Try plotting the data.

In [None]:
geyser.plot.scatter(x='eruptions', y='waiting')

In [None]:
import seaborn as sns

In [None]:
sns.regplot(data=geyser, x='eruptions', y='waiting', fit_reg=False)

From the plot, we can see that the data can be divided into 2 main groups.
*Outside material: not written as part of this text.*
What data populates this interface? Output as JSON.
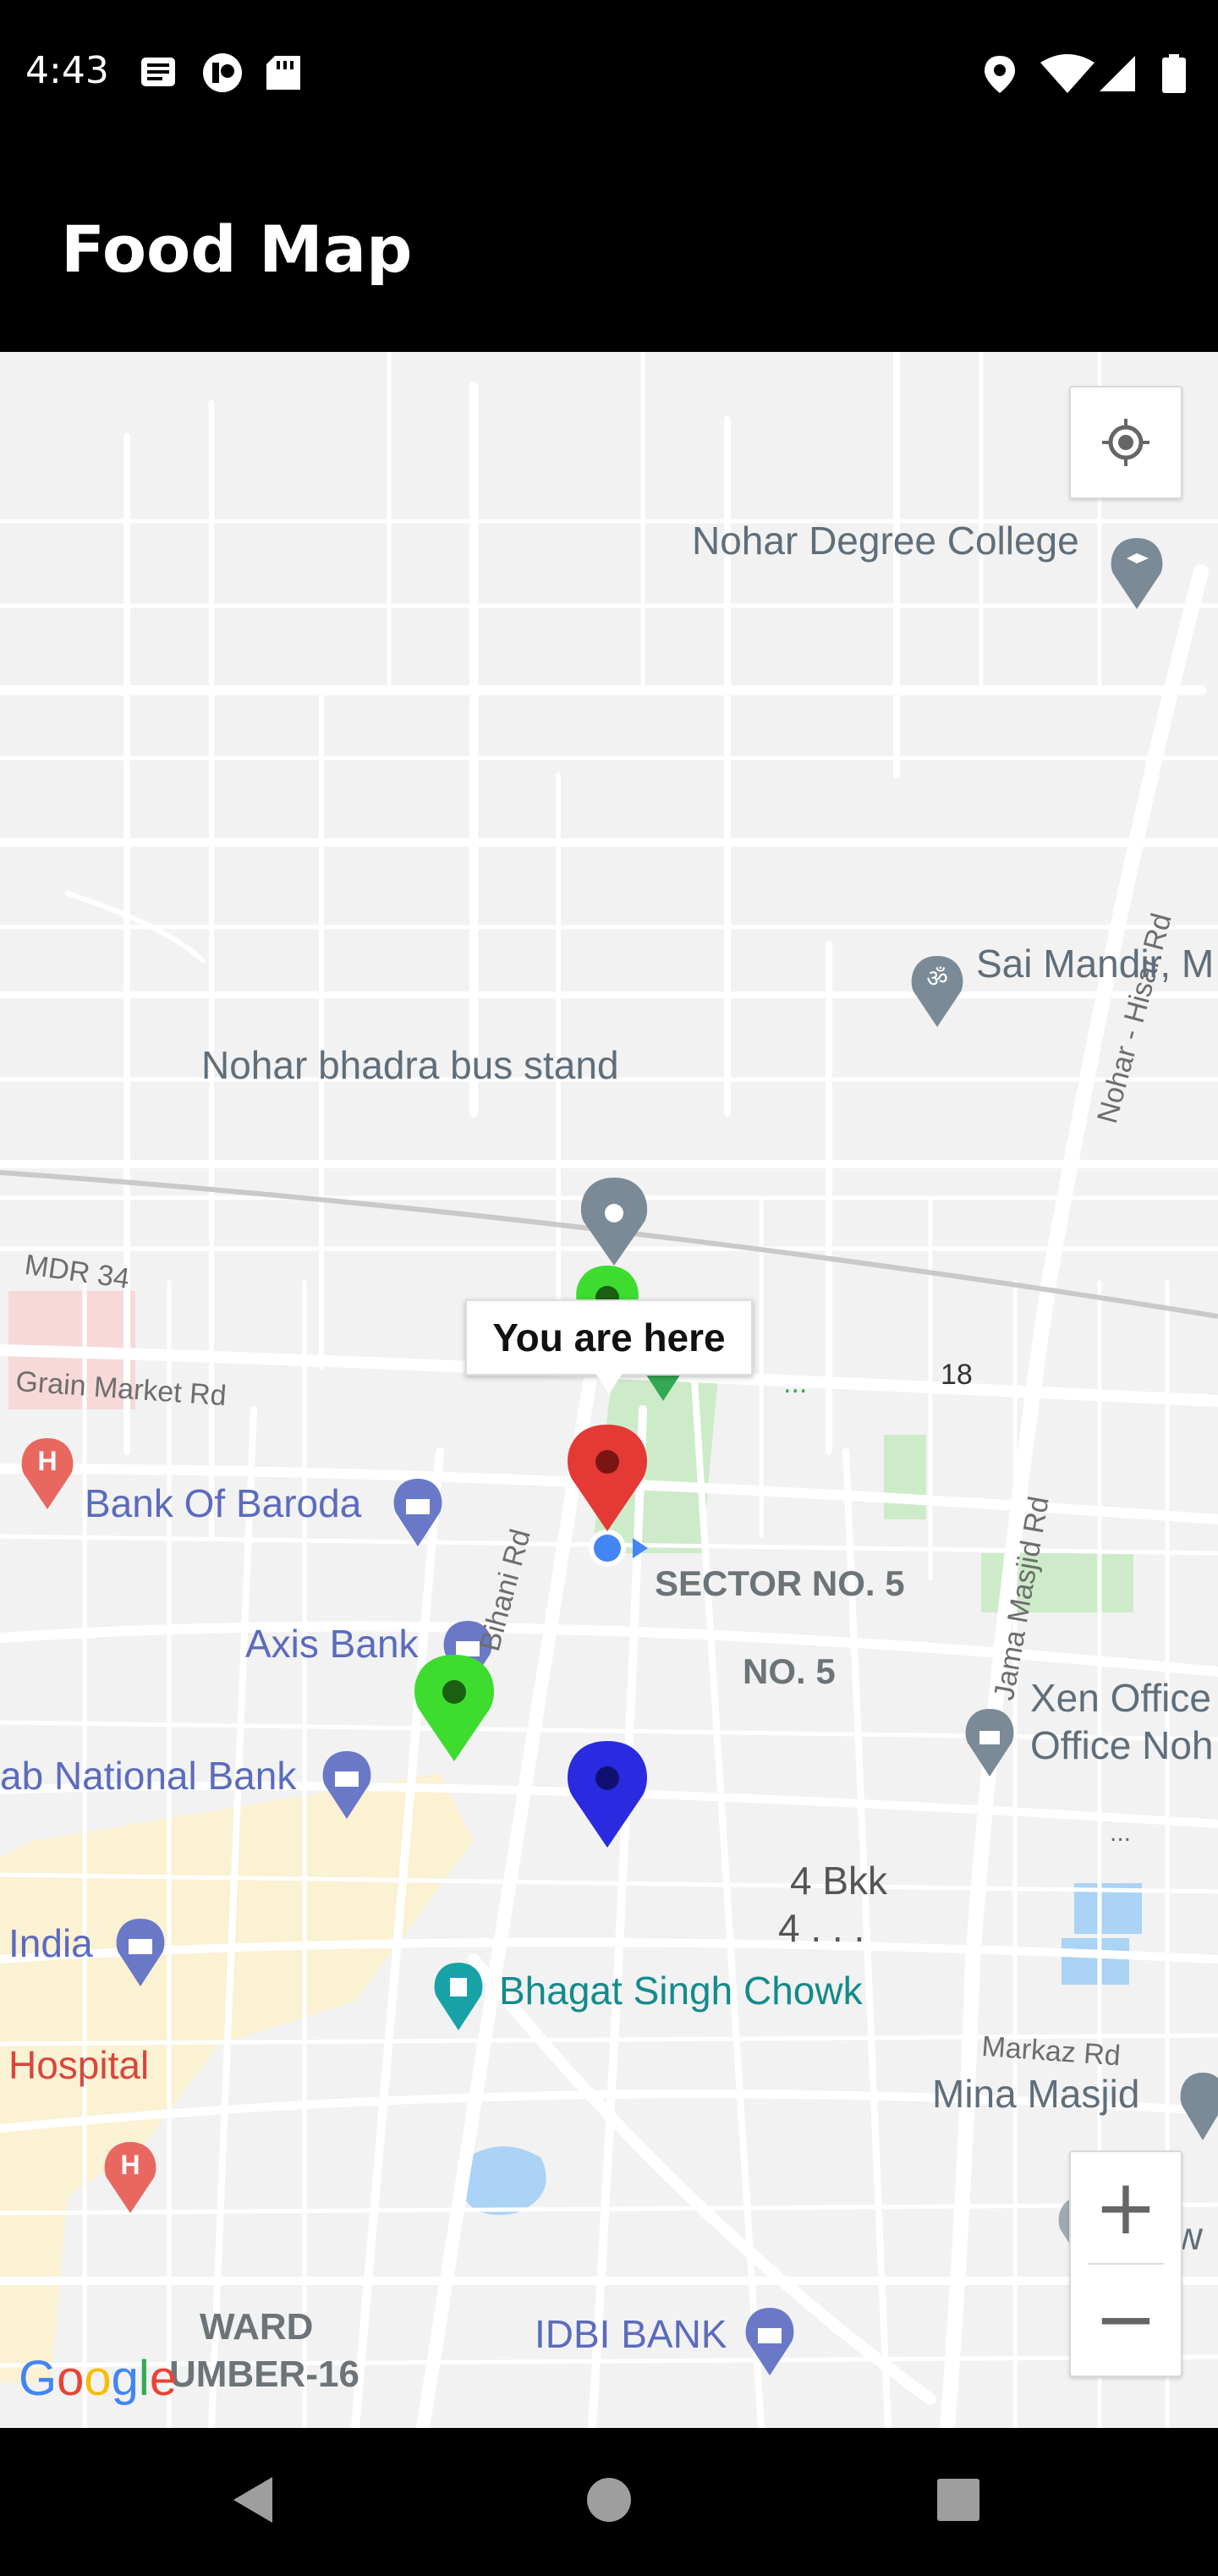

Therefore, we will try using `k = 2` for our *k*-means model.

In [None]:
# import
from sklearn import cluster

# instantiate
k = 2
kmeans = cluster.KMeans(n_clusters=k)

# fit
kmeans.fit(geyser)

After we model the data, we can get the centroid of each cluster as follows:

In [None]:
centroids = kmeans.cluster_centers_
print(centroids)

From our *k*-means model we just built, we can see the labels to which each data point is assigned.

In [None]:
# predict
labels = kmeans.predict(geyser)
print(labels)

Later on, we can visualize the data based on the label information we have.

In [None]:
geyser['labels'] = labels

In [None]:
geyser.head()

In [None]:
geyser[geyser['labels'] == 0]

Plot with Pandas

In [None]:
f, ax = plt.subplots(1, 1, figsize=(8, 6))
color = ['blue', 'green']
for each in range(k):
    selected_data = geyser[geyser['labels'] == each]
    selected_data.plot.scatter(x='eruptions', y='waiting', ax=ax, color=color[each])
    lines = plt.plot(centroids[each, 0], centroids[each, 1], 'kx')
    plt.setp(lines, markersize=15.0, markeredgewidth=2.0)

Plot with Seaborn

In [None]:
f, ax = plt.subplots(1, 1, figsize=(8, 6))
for each in range(k):
    selected_data = geyser[geyser['labels'] == each]
    sns.regplot(data=selected_data, x='eruptions', y='waiting', fit_reg=False)
    lines = plt.plot(centroids[each, 0], centroids[each, 1], 'kx')
    plt.setp(lines, markersize=15.0, markeredgewidth=2.0)